Jesus morre entre dois ladrões. Ali, Ele é o único inocente e justo, todavia não assume o papel de condenador, mas oferece uma nova oportunidade de salvação. Jesus revela uma promessa que muitos precisam de escutar, sobretudo aqueles que sofrem ao carregar pesadas cruzes injustas e vivem vidas devastadas pela dor, pela solidão, dúvida ou humilhação.

Terceira Palavra: “Mulher, eis o teu filho; filho, eis a tua mãe” (Jo. 19,26)

O sim dado por Maria no momento da Encarnação repercute até à Cruz. A Sua resposta acompanhou-a durante toda a vida. Jesus, crucificado e desprovido de tudo, oferece-nos um tesouro. Entrega-nos a sua mãe para que seja presença educadora e consoladora.

Quarta Palavra: “Meu Deus, meu Deus, porque me abandonaste?” (Mt 27,46)

Aqui contemplamos todo o aniquilamento do Senhor. É aquilo que São Paulo afirma: “aniquilou-se a si mesmo, assumindo a condição de escravo” (Fl. 2,8). Jesus sofreu todo o aniquilamento moral, psicológico, afetivo, físico, espiritual, pois Ele “foi castigado por nossos crimes e esmagado por nossas iniquidades.” (Is. 53,5).

Quinta Palavra: “Tenho sede…” (Jo. 19,28)

Jesus tinha sede de muitas coisas: Sede de fazer a vontade do Pai, de anunciar o Reino, de defender a vida, de servir. Os santos afirmam que na Cruz, a sede que Jesus revela é na verdade a sede de Deus salvar toda a humanidade.

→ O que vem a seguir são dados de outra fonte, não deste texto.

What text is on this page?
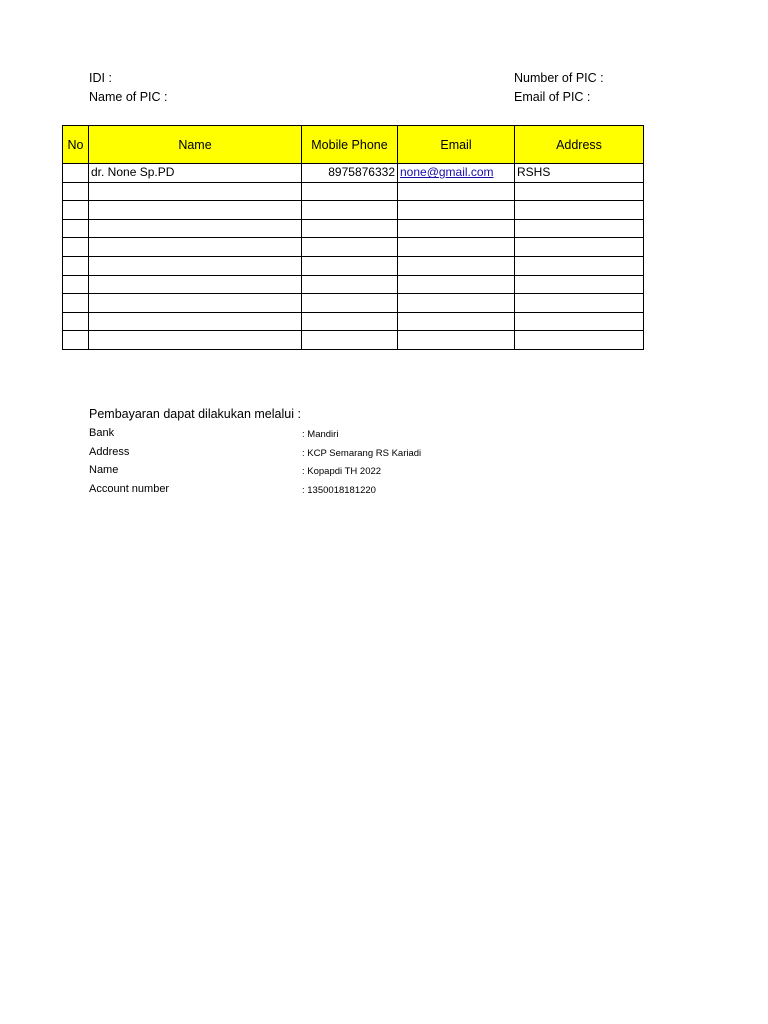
IDI :
Name of PIC :
Number of PIC :
Email of PIC :
No	Name	Mobile Phone	Email	Address
	dr. None Sp.PD	8975876332	none@gmail.com	RSHS

Pembayaran dapat dilakukan melalui :
Bank	: Mandiri
Address	: KCP Semarang RS Kariadi
Name	: Kopapdi TH 2022
Account number	: 1350018181220
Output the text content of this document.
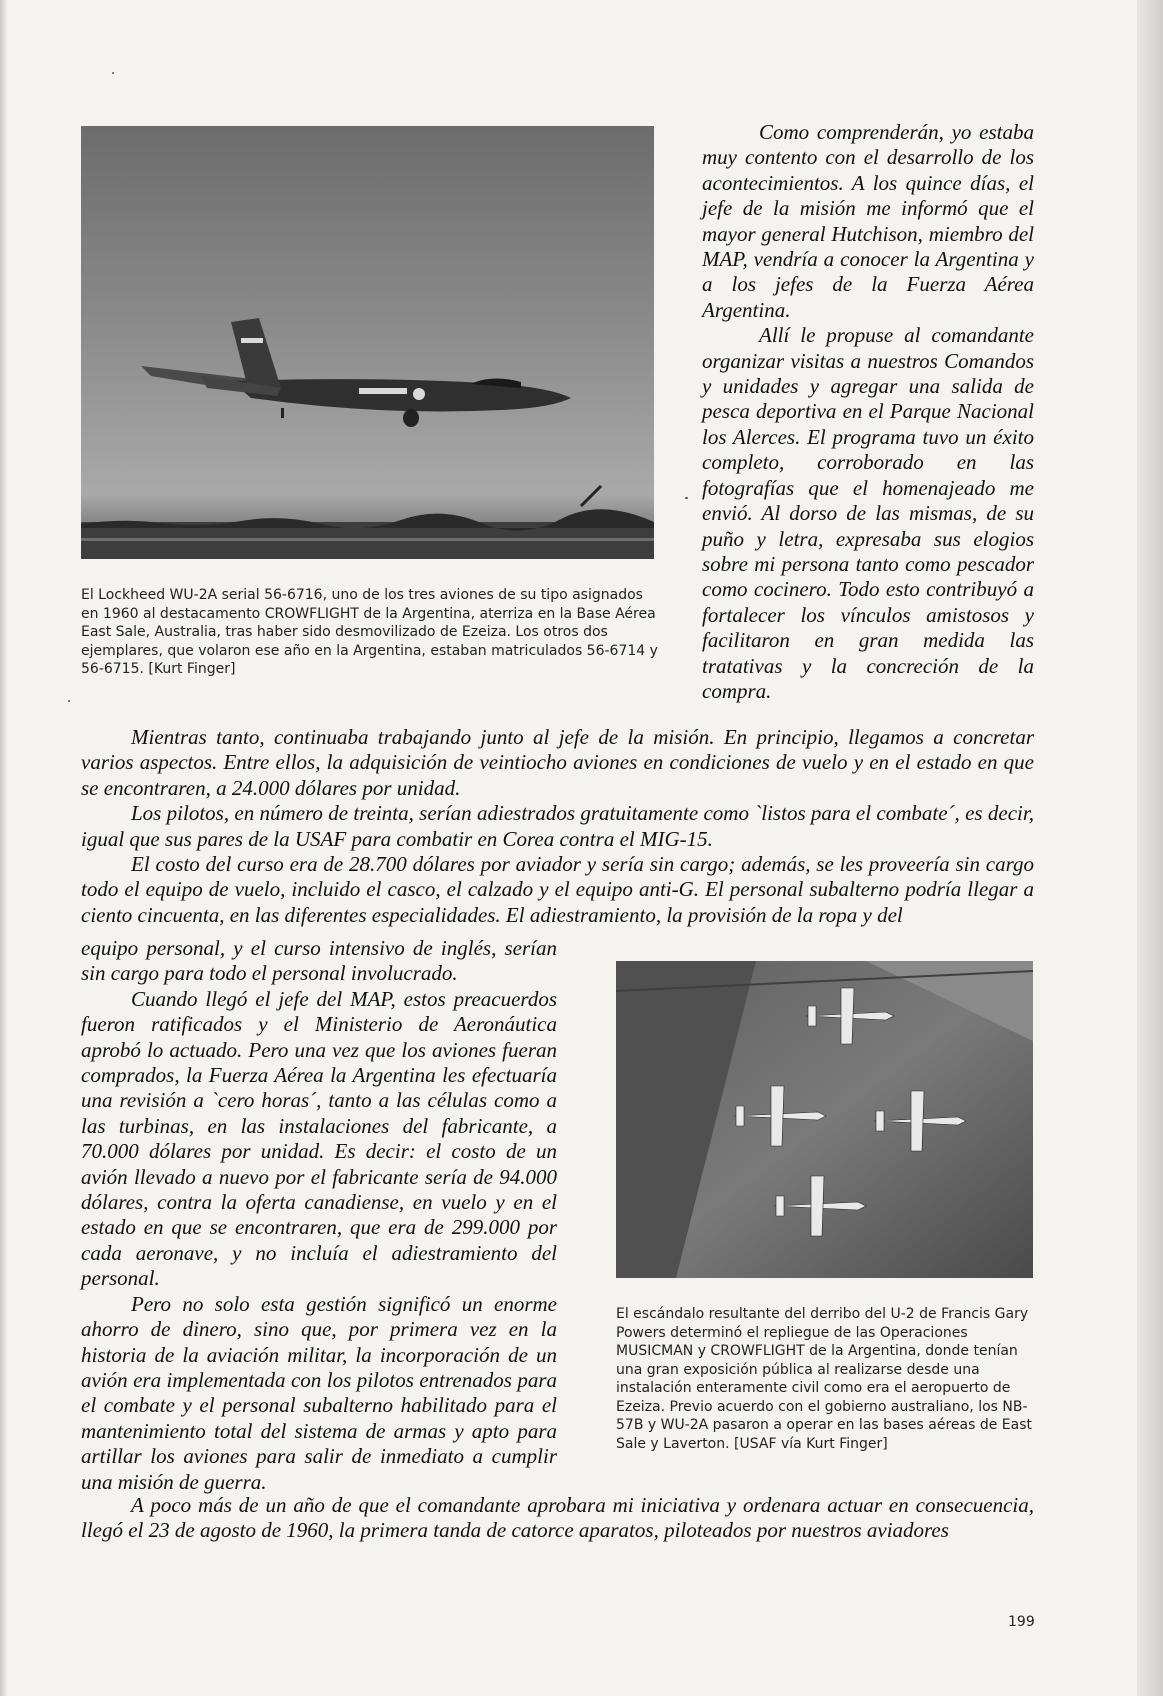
El Lockheed WU-2A serial 56-6716, uno de los tres aviones de su tipo asignados en 1960 al destacamento CROWFLIGHT de la Argentina, aterriza en la Base Aérea East Sale, Australia, tras haber sido desmovilizado de Ezeiza. Los otros dos ejemplares, que volaron ese año en la Argentina, estaban matriculados 56-6714 y 56-6715. [Kurt Finger]

Como comprenderán, yo estaba muy contento con el desarrollo de los acontecimientos. A los quince días, el jefe de la misión me informó que el mayor general Hutchison, miembro del MAP, vendría a conocer la Argentina y a los jefes de la Fuerza Aérea Argentina.

Allí le propuse al comandante organizar visitas a nuestros Comandos y unidades y agregar una salida de pesca deportiva en el Parque Nacional los Alerces. El programa tuvo un éxito completo, corroborado en las fotografías que el homenajeado me envió. Al dorso de las mismas, de su puño y letra, expresaba sus elogios sobre mi persona tanto como pescador como cocinero. Todo esto contribuyó a fortalecer los vínculos amistosos y facilitaron en gran medida las tratativas y la concreción de la compra.

Mientras tanto, continuaba trabajando junto al jefe de la misión. En principio, llegamos a concretar varios aspectos. Entre ellos, la adquisición de veintiocho aviones en condiciones de vuelo y en el estado en que se encontraren, a 24.000 dólares por unidad.

Los pilotos, en número de treinta, serían adiestrados gratuitamente como `listos para el combate´, es decir, igual que sus pares de la USAF para combatir en Corea contra el MIG-15.

El costo del curso era de 28.700 dólares por aviador y sería sin cargo; además, se les proveería sin cargo todo el equipo de vuelo, incluido el casco, el calzado y el equipo anti-G. El personal subalterno podría llegar a ciento cincuenta, en las diferentes especialidades. El adiestramiento, la provisión de la ropa y del

equipo personal, y el curso intensivo de inglés, serían sin cargo para todo el personal involucrado.

Cuando llegó el jefe del MAP, estos preacuerdos fueron ratificados y el Ministerio de Aeronáutica aprobó lo actuado. Pero una vez que los aviones fueran comprados, la Fuerza Aérea la Argentina les efectuaría una revisión a `cero horas´, tanto a las células como a las turbinas, en las instalaciones del fabricante, a 70.000 dólares por unidad. Es decir: el costo de un avión llevado a nuevo por el fabricante sería de 94.000 dólares, contra la oferta canadiense, en vuelo y en el estado en que se encontraren, que era de 299.000 por cada aeronave, y no incluía el adiestramiento del personal.

Pero no solo esta gestión significó un enorme ahorro de dinero, sino que, por primera vez en la historia de la aviación militar, la incorporación de un avión era implementada con los pilotos entrenados para el combate y el personal subalterno habilitado para el mantenimiento total del sistema de armas y apto para artillar los aviones para salir de inmediato a cumplir una misión de guerra.

El escándalo resultante del derribo del U-2 de Francis Gary Powers determinó el repliegue de las Operaciones MUSICMAN y CROWFLIGHT de la Argentina, donde tenían una gran exposición pública al realizarse desde una instalación enteramente civil como era el aeropuerto de Ezeiza. Previo acuerdo con el gobierno australiano, los NB-57B y WU-2A pasaron a operar en las bases aéreas de East Sale y Laverton. [USAF vía Kurt Finger]

A poco más de un año de que el comandante aprobara mi iniciativa y ordenara actuar en consecuencia, llegó el 23 de agosto de 1960, la primera tanda de catorce aparatos, piloteados por nuestros aviadores

199
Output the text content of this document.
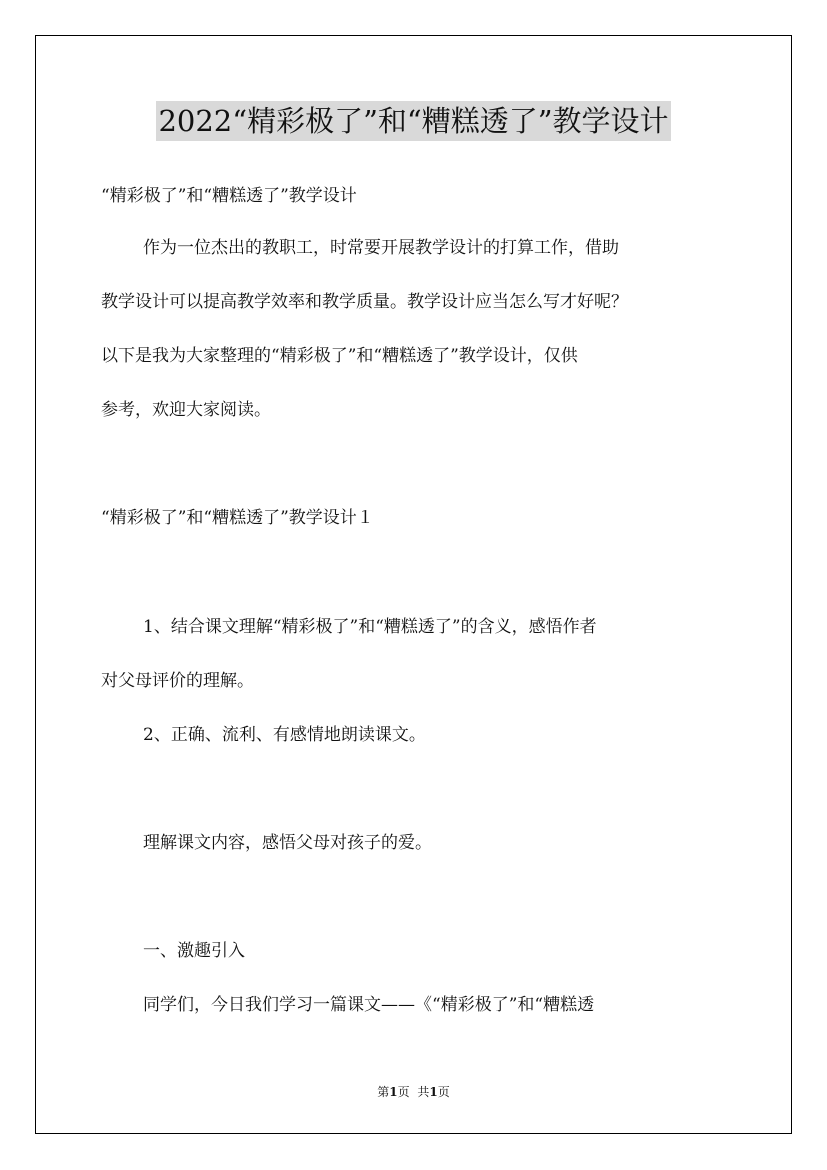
2022“精彩极了”和“糟糕透了”教学设计
“精彩极了”和“糟糕透了”教学设计
作为一位杰出的教职工，时常要开展教学设计的打算工作，借助
教学设计可以提高教学效率和教学质量。教学设计应当怎么写才好呢？
以下是我为大家整理的“精彩极了”和“糟糕透了”教学设计，仅供
参考，欢迎大家阅读。
“精彩极了”和“糟糕透了”教学设计１
1、结合课文理解“精彩极了”和“糟糕透了”的含义，感悟作者
对父母评价的理解。
2、正确、流利、有感情地朗读课文。
理解课文内容，感悟父母对孩子的爱。
一、激趣引入
同学们，今日我们学习一篇课文——《“精彩极了”和“糟糕透
第1页 共1页
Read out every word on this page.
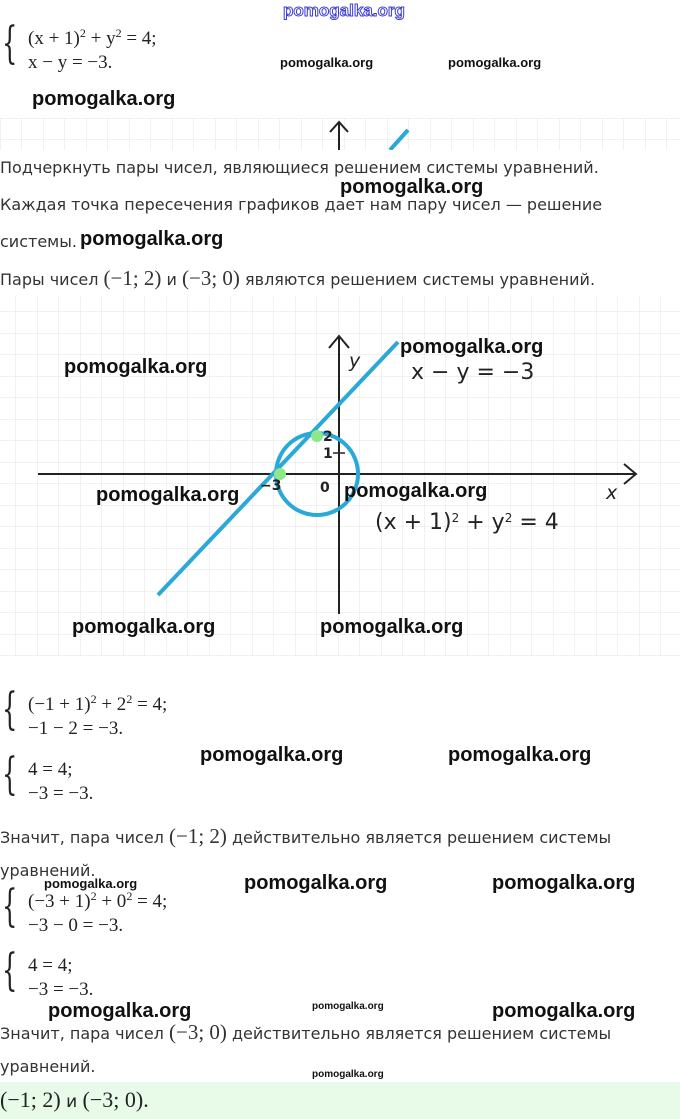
pomogalka.org
{ $(x + 1)^2 + y^2 = 4$;
x − y = −3.	pomogalka.org	pomogalka.org
pomogalka.org
Подчеркнуть пары чисел, являющиеся решением системы уравнений.
pomogalka.org
Каждая точка пересечения графиков дает нам пару чисел — решение
системы. pomogalka.org
Пары чисел (−1; 2) и (−3; 0) являются решением системы уравнений.
y
x
x − y = −3
$(x + 1)^2 + y^2 = 4$
2
1
0
−3
pomogalka.org
pomogalka.org
pomogalka.org	pomogalka.org
pomogalka.org	pomogalka.org
{ $(-1 + 1)^2 + 2^2 = 4$;
−1 − 2 = −3.
{ 4 = 4;
−3 = −3.
pomogalka.org	pomogalka.org
Значит, пара чисел (−1; 2) действительно является решением системы
уравнений.
{ $(-3 + 1)^2 + 0^2 = 4$;
−3 − 0 = −3.
{ 4 = 4;
−3 = −3.
pomogalka.org	pomogalka.org	pomogalka.org
pomogalka.org	pomogalka.org	pomogalka.org
Значит, пара чисел (−3; 0) действительно является решением системы
уравнений.	pomogalka.org
(−1; 2) и (−3; 0).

Hoje, muitos pelos quais ele derramou o seu sangue preciosíssimo, vivem como se Deus não existisse de modo indiferente, alheado, omisso; ou seja o “Amor não é Amado”.

Sexta Palavra: “Tudo está consumado” (Jo. 19,30).

Cristo proclama, com as poucas forças que lhe restam, que a dívida imposta pelo pecado está “paga”. Mesmo que aos olhos humanos a sua morte pareça um fracasso total, na cruz tudo é pago e consumado. Ele é o Göel, o preço do nosso resgate, face a escravidão do pecado e da morte. Entrando na morte, o Senhor mergulha nas trevas do sofrimento humano e ali revela a presença do Deus “compassivo, clemente e misericordioso” (Ex.34, 6-7 / Sl. 86, 15). Do alto da Cruz, Jesus manifesta a consciência que não viveu em vão. A Sua vida frutuosa, consumada com amor, no amor e pelo amor, torna sua morte fecunda a ponto de fazer surgir vida em abundância; «Na verdade, Ele é o Filho de Deus».

Sétima Palavra: “Pai, em tuas mãos entrego meu espírito” (Lc. 23,46)

Só quem viveu intensamente a vida doada pode acolher a própria morte com paz, confiança, serenidade e abandono nos braços do Deus. Jesus morre como viveu: totalmente entregue na confiança ao Pai. Ele que foi as mãos do Pai a atuar no mundo, entrega-se agora nos seus divinos braços. Jesus que viveu em divina comunhão com o Pai, no momento de intenso desespero, quando poderia duvidar e desconfiar do Amor do Pai, por se sentir infinitamente desamparado, oferece, todavia, todo o seu Ser na certeza do acolhimento de Deus Pai.

Estas palavras, proferidas por Jesus levam-nos a fixar os olhos na sua Cruz, lembrando-nos que só podemos crer Nele se estivermos dispostos a acolher todos os seres humanos que sofrem por causa do pecado do mundo em cada época e em todas as épocas, na nossa também. Que o Senhor alargue a tenda da nossa misericórdia e compaixão.

Irmãos e irmãs, o que contemplamos na Cruz que vamos adorar dentro de momentos? A expressão da plena compaixão e comunhão de Deus com os sofredores. Ela aponta para Aquele que foi plena e permanentemente fiel ao Pai e ao seu Reino. A partir da Cruz de Jesus, descobrimos o sentido de toda a Sua vida e n’Ele podemos encontrar um sentido novo para as nossas vidas. Dar a vida, servir, amar.

Qual o motivo último pelo qual vivemos? Qual o lugar do Amor, da doação e do sentido do serviço ao Bem Comum em nossas vidas? Vivo para mim ou vivo para servir? Sirvo-me ou sirvo?

As respostas a estas questões ditam a verdade do nosso cristianismo e a profundidade da nossa felicidade e autenticidade da nossa Paz interior.

Que um dia todos possamos dizer em Paz e de modo tranquilo: “Tudo está consumado”. “ Pai nas tuas mãos entrego o meu espírito”. Com o poeta Miguel Torga ter como desejo “Que eu me cumpra”.